Liquid-fuelled rocket engine design has largely followed a simple template since the development of the German V-2 rocket in the middle of World War 2. Propellant and oxidizer are mixed in a combustion chamber, creating a mixture of hot gases at high pressure that very much wish to leave out the back of the rocket, generating thrust.
However, the Japan Aerospace Exploration Agency (JAXA) has recently completed a successful test of a different type of rocket, known as a rotating detonation engine. The engine relies on an entirely different method of combustion, with the aim to produce more thrust from less fuel. We’ll dive into how it works, and how the Japanese test bodes for the future of this technology.
DEFLAGRATION VS. DETONATION
Humans love combusting fuels in order to do useful work. Thus far in our history, whether we look at steam engines, gasoline engines, or even rocket engines, all these technologies have had one thing in common: they all rely on fuel that burns in a deflagration. It’s the easily controlled manner of slow combustion that we’re all familiar with since we started sitting around campfires.
However, there are potential efficiency gains to be had by combusting fuel in a detonation instead. This is where the combustion creates a shock wave that travels faster than the speed of sound that rapidly propagates the detonation reaction further, and comes with a huge pressure increase to boot. The key advantage of burning fuel in this manner is that there is more energy to be gained from that huge pressure increase. Thus, by releasing more energy from the same amount of fuel, engines operating on a detonation-based process could theoretically be more energy efficient.
There are several issues with operating an engine on a detonation-based cycle, however. It can be difficult to sustain a continuous detonation reaction. Additionally, large spikes in temperature and pressure from the detonation process and the associated shockwaves can easily damage or destroy parts made of even very tough materials. Thus far, engineers in many fields have struggled to tame and control detonation processes to the point where they can be used successfully.
The rotating detonation engine consists of a combustion chamber that has a annular, ring-type construction. In this ring, fuel and oxidizer is injected, and ignited in such a way to detonate the mixture. The aim is for the shockwave of this detonation to travel around the ring-shaped combustion chamber causing further detonations as it goes in a continuous cycle.
Getting the concept to work has proved difficult; despite the concept being first developed in the 1950s at the University of Michigan, it was only in recent years that engineers had successfully demonstrated a rotating detonation engine in continuous operation. A team at the University of Central Florida demonstrated a hydrogen-oxygen fueled engine in 2020, producing up to 200 lbf (890 N) of thrust in testing. The feat was achieved through careful tuning of the size of the jets that inject the propellants to get the mixture just right for controlled detonation to go on. Get the mixture wrong, and the fuel will burn in a slower deflagration, with no benefits to thrust or efficiency.

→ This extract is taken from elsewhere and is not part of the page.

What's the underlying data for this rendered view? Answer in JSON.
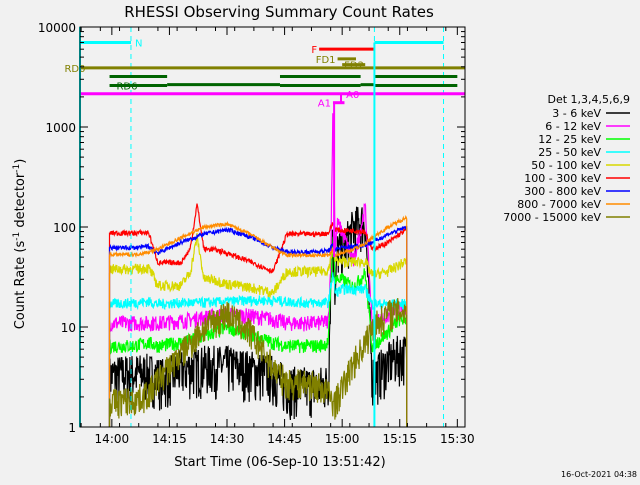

Unlike the experiment by the University of Central Florida, the Japanese effort involved launching an actual rocket. The test used a standard sounding rocket with a conventional engine to launch the test payload hundreds of kilometers above the Earth, with the second stage of the rocket mounted the rotating detonation engine. The mission took place using sounding rocket S-520-31, launched from the JAXA Uchinoura Space Center on July 27, 2021.
The second stage fired successfully, running for six seconds and producing 112 lbf (500 N) of thrust during that period, 56% of the Florida team’s ground demonstrator. Data collected from the experiment confirmed that the engine operated as expected, combusting its fuel in the detonation regime.
JAXA hopes to put the technology into practical applications within five years, given the successful demonstration of the flight hardware. Built in collaboration with a team from Nagoya University, the hope is to develop the technology further to create more efficient spacecraft in future. It could find application in a variety of areas, from first stage and second stage rocket motors, to being applied to deep space missions to make the most of limited fuel resources.
The technology has come a long way in the past few years. With multiple independent groups now demonstrating working engines, it’s shaken the “impossible” title that had become attached to the rotating detonation concept for half a century. Obviously, much engineering will be required to build practical engines that outperform existing designs. However, with the recent strides made in the field, there’s now a spark of hope that tells us it could be done.